Annette Rubinstein spoke next about her involvement as an ex-CP'er working with SWP'ers on the Independent Socialist Campaign of Corliss Lamont in the late 1950s. In a bravura performance, like Bach improvising on a keyboard, this 90 year old legend spoke within her allotted time, not even relying on notes. Not only did she have immediate recall of fascinating events of that era, she spiced that up with literary allusions. She did take exception to much of the Stalinophobia that dominated the speeches at the conference, bless her heart.

 

My friend David McReynolds spoke next. He was a central figure in the Vietnam antiwar movement and has never forgiven the SWP for what he views as splitting the antiwar movement. Back then, the pacifists and the CP tended to favor a multi-issue approach rather than the single issue approach focused on the war favored by the SWP. Although I tend to support the single issue approach to this day, I feel that the heavy-handed "democratic centralist" style favored by the SWP was as much responsible for the split as anything else.

 

 

1:00-2:25pm: "TROTSKYISM AND SEXUAL POLITICS"

 

Another eye-opener. Diane Feely, who is an editor of Against the Current, spoke about the SWP's "intervention" in the woman's liberation movement that left non-SWP women as alienated as David McReynolds and for the same reason.
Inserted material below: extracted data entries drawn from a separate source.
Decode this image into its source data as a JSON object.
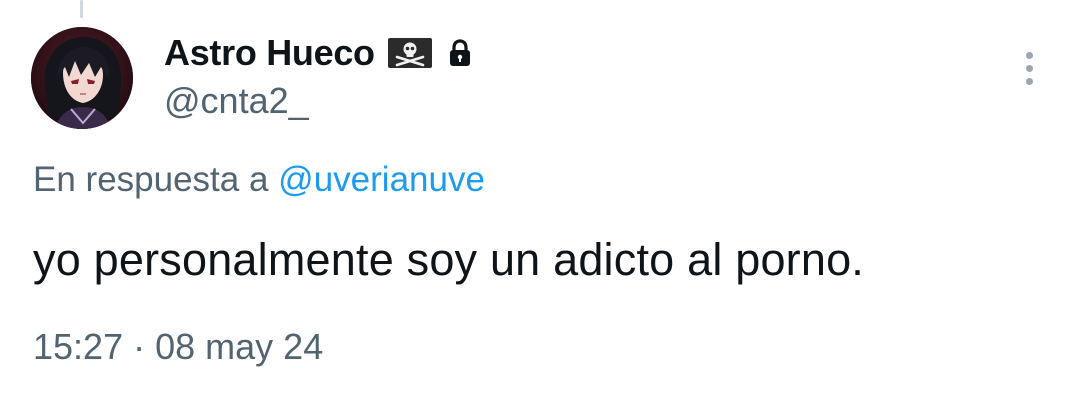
{
  "tweet": {
    "author": {
      "display_name": "Astro Hueco",
      "handle": "@cnta2_",
      "avatar_icon": "anime-avatar",
      "badges": [
        "pirate-flag-icon",
        "lock-icon"
      ]
    },
    "reply_prefix": "En respuesta a",
    "reply_to": "@uverianuve",
    "text": "yo personalmente soy un adicto al porno.",
    "time": "15:27",
    "separator": "·",
    "date": "08 may 24",
    "more_icon": "more-vertical-icon"
  },
  "colors": {
    "text_primary": "#0f1419",
    "text_secondary": "#536471",
    "link": "#1d9bf0",
    "background": "#ffffff"
  }
}
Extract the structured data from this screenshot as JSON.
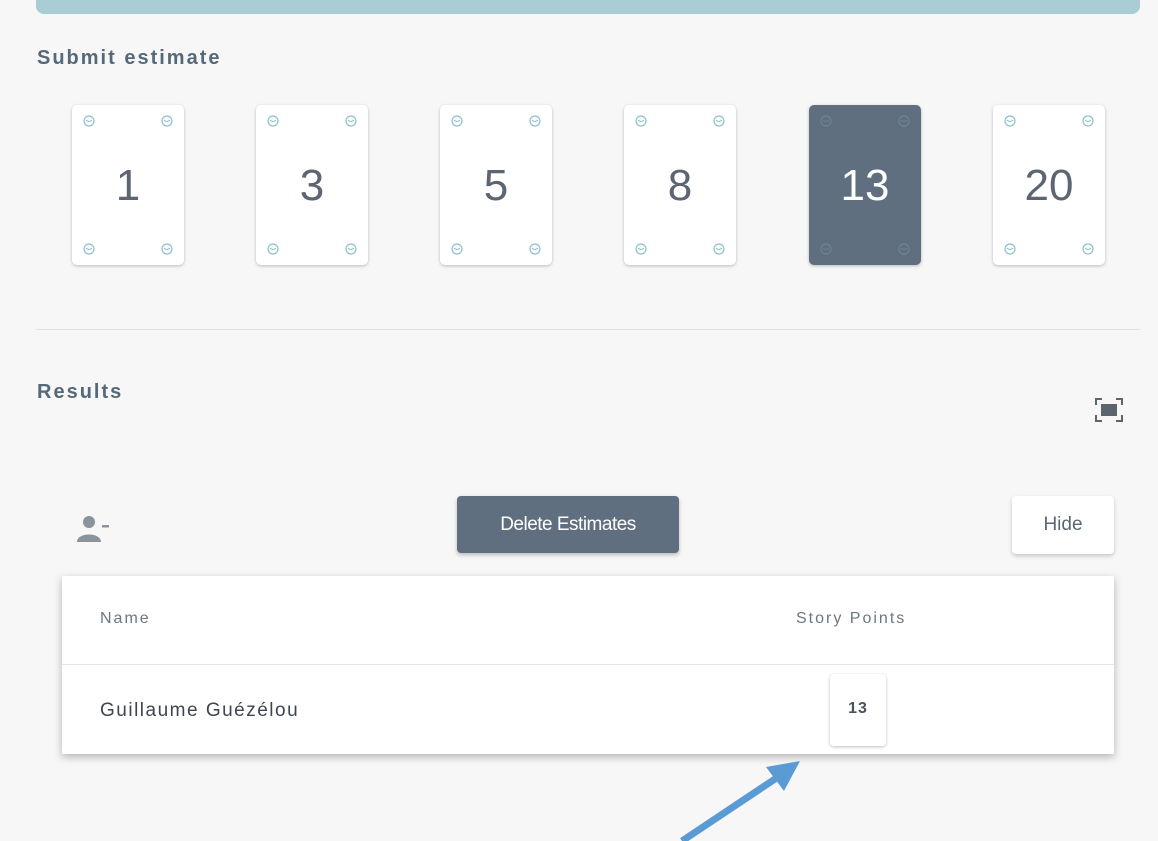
{
  "estimate": {
    "title": "Submit estimate",
    "cards": [
      {
        "value": "1",
        "selected": false
      },
      {
        "value": "3",
        "selected": false
      },
      {
        "value": "5",
        "selected": false
      },
      {
        "value": "8",
        "selected": false
      },
      {
        "value": "13",
        "selected": true
      },
      {
        "value": "20",
        "selected": false
      }
    ],
    "card_corner_icon": "coffee-cup-icon"
  },
  "results": {
    "title": "Results",
    "delete_label": "Delete Estimates",
    "hide_label": "Hide",
    "icons": {
      "expand": "fullscreen-icon",
      "remove_user": "remove-user-icon"
    },
    "table": {
      "columns": [
        "Name",
        "Story Points"
      ],
      "rows": [
        {
          "name": "Guillaume Guézélou",
          "points": "13"
        }
      ]
    }
  },
  "colors": {
    "accent": "#5f6f80",
    "top_bar": "#a8cdd5",
    "annotation_arrow": "#5b9bd5"
  }
}
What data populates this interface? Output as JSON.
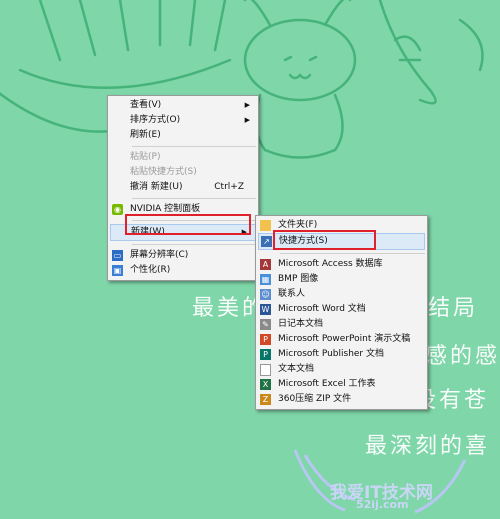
{
  "wallpaper": {
    "lines": [
      "最美的",
      "结局",
      "感的感",
      "没有苍",
      "最深刻的喜"
    ],
    "watermark_title": "我爱IT技术网",
    "watermark_url": "52ij.com"
  },
  "context_menu": {
    "items": [
      {
        "label": "查看(V)",
        "has_arrow": true
      },
      {
        "label": "排序方式(O)",
        "has_arrow": true
      },
      {
        "label": "刷新(E)"
      },
      {
        "label": "粘贴(P)",
        "disabled": true
      },
      {
        "label": "粘贴快捷方式(S)",
        "disabled": true
      },
      {
        "label": "撤消 新建(U)",
        "shortcut": "Ctrl+Z"
      },
      {
        "label": "NVIDIA 控制面板",
        "icon": "nvidia-icon"
      },
      {
        "label": "新建(W)",
        "has_arrow": true,
        "highlighted": true
      },
      {
        "label": "屏幕分辨率(C)",
        "icon": "display-icon"
      },
      {
        "label": "个性化(R)",
        "icon": "personalize-icon"
      }
    ]
  },
  "submenu": {
    "items": [
      {
        "label": "文件夹(F)",
        "icon": "folder-icon"
      },
      {
        "label": "快捷方式(S)",
        "icon": "shortcut-icon",
        "highlighted": true
      },
      {
        "label": "Microsoft Access 数据库",
        "icon": "access-icon"
      },
      {
        "label": "BMP 图像",
        "icon": "bmp-icon"
      },
      {
        "label": "联系人",
        "icon": "contact-icon"
      },
      {
        "label": "Microsoft Word 文档",
        "icon": "word-icon"
      },
      {
        "label": "日记本文档",
        "icon": "journal-icon"
      },
      {
        "label": "Microsoft PowerPoint 演示文稿",
        "icon": "powerpoint-icon"
      },
      {
        "label": "Microsoft Publisher 文档",
        "icon": "publisher-icon"
      },
      {
        "label": "文本文档",
        "icon": "text-icon"
      },
      {
        "label": "Microsoft Excel 工作表",
        "icon": "excel-icon"
      },
      {
        "label": "360压缩 ZIP 文件",
        "icon": "zip-icon"
      }
    ]
  },
  "colors": {
    "wallpaper": "#7fd6a9",
    "highlight_box": "#e0202a"
  }
}
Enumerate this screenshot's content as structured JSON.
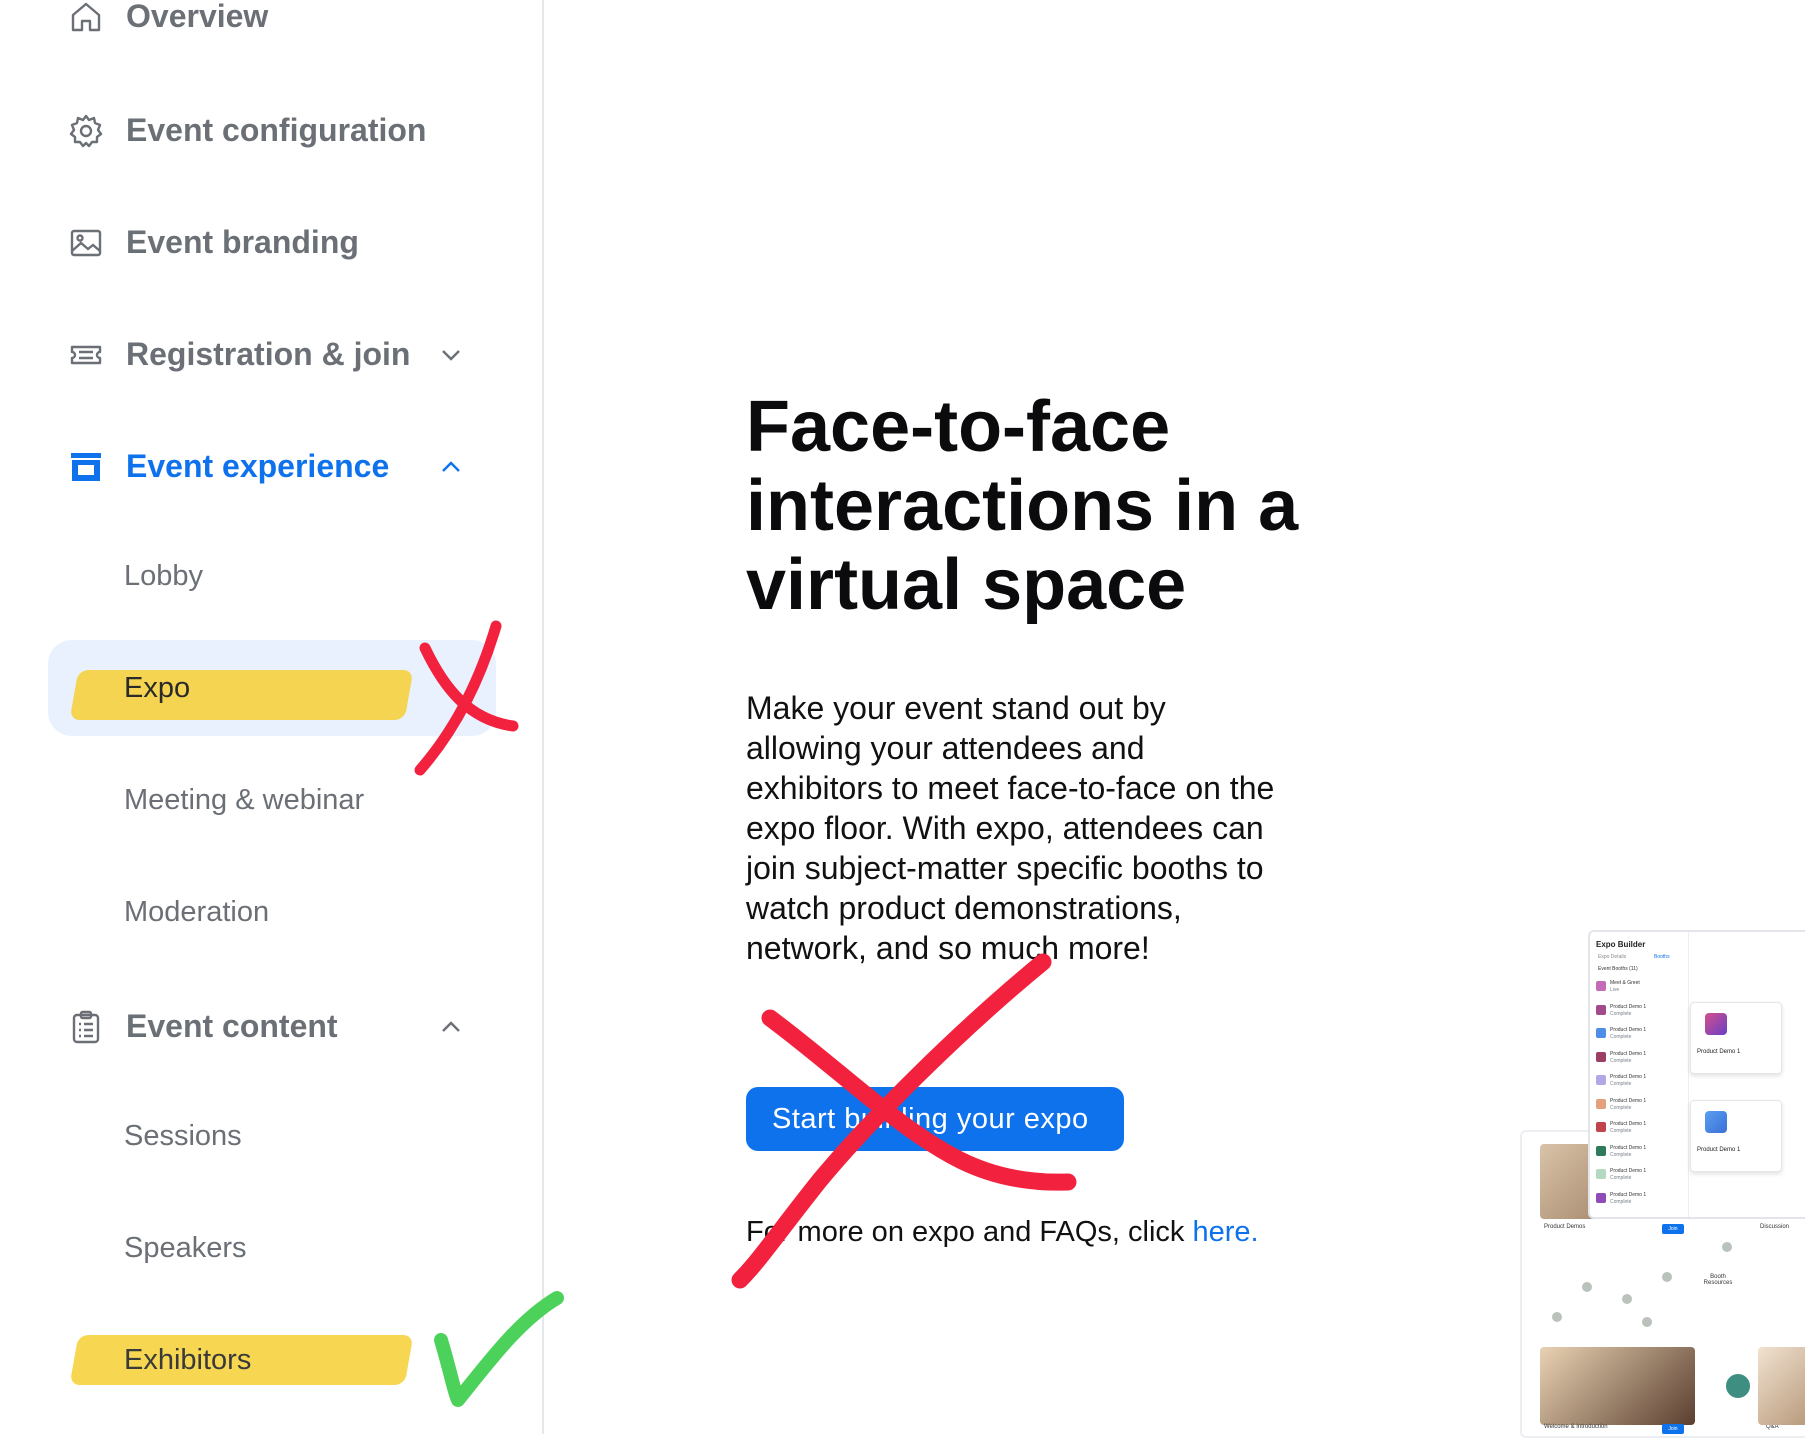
{
  "sidebar": {
    "items": [
      {
        "label": "Overview",
        "icon": "home-icon"
      },
      {
        "label": "Event configuration",
        "icon": "gear-icon"
      },
      {
        "label": "Event branding",
        "icon": "image-icon"
      },
      {
        "label": "Registration & join",
        "icon": "ticket-icon",
        "expanded": false
      },
      {
        "label": "Event experience",
        "icon": "storefront-icon",
        "expanded": true,
        "active": true
      },
      {
        "label": "Event content",
        "icon": "clipboard-icon",
        "expanded": true
      }
    ],
    "experience_subitems": [
      "Lobby",
      "Expo",
      "Meeting & webinar",
      "Moderation"
    ],
    "content_subitems": [
      "Sessions",
      "Speakers",
      "Exhibitors"
    ],
    "selected_subitem": "Expo"
  },
  "main": {
    "title": "Face-to-face interactions in a virtual space",
    "description": "Make your event stand out by allowing your attendees and exhibitors to meet face-to-face on the expo floor. With expo, attendees can join subject-matter specific booths to watch product demonstrations, network, and so much more!",
    "cta_label": "Start building your expo",
    "faq_prefix": "For more on expo and FAQs, click ",
    "faq_link": "here."
  },
  "preview": {
    "builder_title": "Expo Builder",
    "tabs": [
      "Expo Details",
      "Booths"
    ],
    "list_header": "Event Booths (11)",
    "rows": [
      {
        "label": "Meet & Greet",
        "status": "Live",
        "color": "#c46ab8"
      },
      {
        "label": "Product Demo 1",
        "status": "Complete",
        "color": "#a24a8a"
      },
      {
        "label": "Product Demo 1",
        "status": "Complete",
        "color": "#4e8de8"
      },
      {
        "label": "Product Demo 1",
        "status": "Complete",
        "color": "#9b3f66"
      },
      {
        "label": "Product Demo 1",
        "status": "Complete",
        "color": "#b3a7e8"
      },
      {
        "label": "Product Demo 1",
        "status": "Complete",
        "color": "#e4a07a"
      },
      {
        "label": "Product Demo 1",
        "status": "Complete",
        "color": "#c0444b"
      },
      {
        "label": "Product Demo 1",
        "status": "Complete",
        "color": "#2f7a5a"
      },
      {
        "label": "Product Demo 1",
        "status": "Complete",
        "color": "#b5d8c0"
      },
      {
        "label": "Product Demo 1",
        "status": "Complete",
        "color": "#8f4bb8"
      }
    ],
    "card_labels": [
      "Product Demo 1",
      "Product Demo 1"
    ],
    "floor_labels": {
      "product_demos": "Product Demos",
      "discussion": "Discussion",
      "booth_resources": "Booth Resources",
      "welcome": "Welcome & Introduction",
      "qa": "Q&A",
      "join": "Join"
    }
  },
  "annotations": {
    "red_x_color": "#f2223f",
    "green_check_color": "#4cd15b",
    "highlight_color": "#f6cf33"
  }
}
She said that although the SWP had a good analysis of the woman's movement, they operated in an arrogant, "militaristic" fashion that went against the grain of the movement. For example, women were "assigned" to work in NOW without having any background in the movement. They embarrassed the party by referring to NOW at meetings as the National Organization *of* Women when it was really called the National Organization *for* Women. This would be like sending in somebody to "intervene" in the Black Radical Congress and calling it the Black Radical Coalition, etc. I of course have my own analysis of this kind of arrogant behavior, which I feel is rooted in the whole "democratic centralist" methodology. Someday I hope that the movement can transcend this unfortunate tradition.

 

Gary Kinsman spoke about the SWP's "probe" into the gay liberation movement in 1973, which ended with a directive that it not be followed up with a full-scale "intervention". (BTW, all you "orthodox" Trotskyists should look up this word before you use it so casually to describe your relationship to the mass movement. "Intervention" means "interference". It is right there in the dictionary.) The SWP backed away because it viewed gay issues as "life style" in nature. It also thought that gays lacked "social weight" like women or blacks. In the discussion, Peter Drucker honed in on what the real problem was. The SWP leaders came to political maturity in the 1930s, during a time of total reaction on sex and gender issues. Panelist Nancy Holstrom pointed out that Trotsky himself was not above backward notions. For example, in "Revolution Betrayed", he describes child-rearing as being necessarily a woman's role because it is biologically determined. So when the gay movement erupted in the 1970s, residual backwardness among old-timers like Farrell Dobbs prevented the party from welcoming the new movement.

 

 

2:30-3:45pm: "LEGACY OF THE JOHNSON-FORREST AND COCHRAN TENDENCIES"

 

You of course have already seen my paper. I would add that my co-panelist, who works with Paul LeBlanc on Labor Standard, spoke on the importance of Harry Braverman, whom he regards as one of the foremost Marxist thinkers of the age. Furthermore, he includes the American Socialist as a prime repository of Braverman's analysis, and even quoted from the same article that I quoted from in my talk. The biggest surprise of all is that Livingston learned about the American Socialist from his comrade Frank Lovell who told him that it was one of the finest Marxist magazines ever published--the same words I used in my talk.